CPU/Memory Utilization Too High When Running Inference on Falcon 40B Instruct

Hey everyone! I am running into an issue when running inference on Falcon 40B Instruct through SageMaker. I’m trying to generate ~50K datapoints (based on 50K different prompts) but after every couple hundred the model errors out with:

ModelError: An error occurred (ModelError) when calling the InvokeEndpoint operation: Received server error (0) from primary with message "Amazon SageMaker could not get a response from the huggingface-pytorch-tgi-inference-2023-06-13-*XYZ* endpoint. This can occur when CPU or memory utilization is high. To check your utilization, see Amazon CloudWatch. To fix this problem, use an instance type with more CPU capacity or memory.". See https://us-east-1.console.aws.amazon.com/cloudwatch/home?region=us-east-1#logEventViewer:group=/aws/sagemaker/Endpoints/huggingface-pytorch-tgi-inference-2023-06-13-*XYZ* in account *NUMBER* for more information.
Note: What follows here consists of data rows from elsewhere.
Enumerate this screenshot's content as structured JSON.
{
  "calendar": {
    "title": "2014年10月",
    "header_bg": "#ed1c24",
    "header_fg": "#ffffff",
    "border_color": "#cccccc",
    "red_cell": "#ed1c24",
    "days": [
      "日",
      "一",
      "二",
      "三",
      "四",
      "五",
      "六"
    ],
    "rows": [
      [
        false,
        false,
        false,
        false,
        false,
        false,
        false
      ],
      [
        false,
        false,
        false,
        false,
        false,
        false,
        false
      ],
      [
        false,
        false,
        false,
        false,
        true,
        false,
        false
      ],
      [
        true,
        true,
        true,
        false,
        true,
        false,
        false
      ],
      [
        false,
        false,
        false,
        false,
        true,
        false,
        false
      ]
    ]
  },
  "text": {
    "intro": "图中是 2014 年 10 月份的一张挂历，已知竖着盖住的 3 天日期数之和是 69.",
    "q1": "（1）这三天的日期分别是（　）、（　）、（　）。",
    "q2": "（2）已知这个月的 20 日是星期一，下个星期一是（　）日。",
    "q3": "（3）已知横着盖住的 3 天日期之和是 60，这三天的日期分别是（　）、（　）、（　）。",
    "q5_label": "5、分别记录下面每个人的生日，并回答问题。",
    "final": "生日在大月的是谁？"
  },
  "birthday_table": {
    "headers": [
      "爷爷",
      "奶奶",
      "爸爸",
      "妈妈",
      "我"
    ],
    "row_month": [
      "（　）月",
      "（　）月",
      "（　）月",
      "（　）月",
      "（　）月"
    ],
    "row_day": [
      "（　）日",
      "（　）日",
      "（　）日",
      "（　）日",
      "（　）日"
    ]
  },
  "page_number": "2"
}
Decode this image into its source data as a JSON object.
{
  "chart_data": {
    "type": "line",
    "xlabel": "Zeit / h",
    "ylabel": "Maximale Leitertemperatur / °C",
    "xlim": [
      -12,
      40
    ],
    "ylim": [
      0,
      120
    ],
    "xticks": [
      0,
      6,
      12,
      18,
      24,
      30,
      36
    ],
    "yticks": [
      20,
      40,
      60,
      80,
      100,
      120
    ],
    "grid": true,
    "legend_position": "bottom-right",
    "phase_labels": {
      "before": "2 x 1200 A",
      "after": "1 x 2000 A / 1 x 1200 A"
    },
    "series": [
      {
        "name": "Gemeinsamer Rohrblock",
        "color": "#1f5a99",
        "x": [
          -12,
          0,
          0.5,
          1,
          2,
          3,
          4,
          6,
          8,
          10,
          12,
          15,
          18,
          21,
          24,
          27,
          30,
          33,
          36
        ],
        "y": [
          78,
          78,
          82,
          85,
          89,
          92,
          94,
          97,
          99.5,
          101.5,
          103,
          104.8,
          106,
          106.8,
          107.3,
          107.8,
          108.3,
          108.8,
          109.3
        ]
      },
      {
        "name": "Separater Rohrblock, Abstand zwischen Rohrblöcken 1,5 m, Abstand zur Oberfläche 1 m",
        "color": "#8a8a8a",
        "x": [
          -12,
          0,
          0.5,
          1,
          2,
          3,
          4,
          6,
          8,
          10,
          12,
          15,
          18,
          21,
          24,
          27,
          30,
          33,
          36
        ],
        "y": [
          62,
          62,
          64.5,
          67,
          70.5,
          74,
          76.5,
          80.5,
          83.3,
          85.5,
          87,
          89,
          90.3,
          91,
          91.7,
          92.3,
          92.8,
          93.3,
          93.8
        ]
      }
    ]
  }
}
I have set up the model following Philipp Schmid’s guide: Deploy Falcon 7B & 40B on Amazon SageMaker (using the exact instance specified in the blog - ml.g5.12xlarge).

The CloudWatch logs don’t seem to provide much insight:

Args { model_id: "tiiuae/falcon-40b-instruct", revision: None, sharded: None, num_shard: Some(4), quantize: None, trust_remote_code: false, max_concurrent_requests: 128, max_best_of: 2, max_stop_sequences: 4, max_input_length: 1024, max_total_tokens: 2048, max_batch_size: None, waiting_served_ratio: 1.2, max_batch_total_tokens: 32000, max_waiting_tokens: 20, port: 8080, shard_uds_path: "/tmp/text-generation-server", master_addr: "localhost", master_port: 29500, huggingface_hub_cache: Some("/tmp"), weights_cache_override: None, disable_custom_kernels: false, json_output: false, otlp_endpoint: None, cors_allow_origin: [], watermark_gamma: None, watermark_delta: None, env: false }

Can anyone point me towards what might be happening, and what sort of instance I might have to get instead?

Hi @philschmid do you happen to have any ideas what might be going on?

I’ve noticed the instances behind the endpoint are pretty fragile. I’ve had the same model crash from either too many concurrent requests (even 2 will do it) or after a decent amount of subsequent requests eventually the loaded model will OOM. It takes about ~10 mins for Sagemaker to re-launch a new instance. If you’re just doing subsequent requests I’d suggest bringing at least 2 instances online so when one OOMs, the other can pick up some requests.

Regarding OOM you can test that and make sure that you are setting the correct parameter. The container supports environment variables for defining the for

  • MAX_INPUT_LENGTH(default 1000)
  • MAX_TOTAL_TOKENS (default 1512)
  • MAX_BATCH_SIZE (default none)

That way you can make sure that you are not running OOM by setting the correct boundaries.

Hi @philschmid , how were you able to find the list of all the environment variables supported in the container?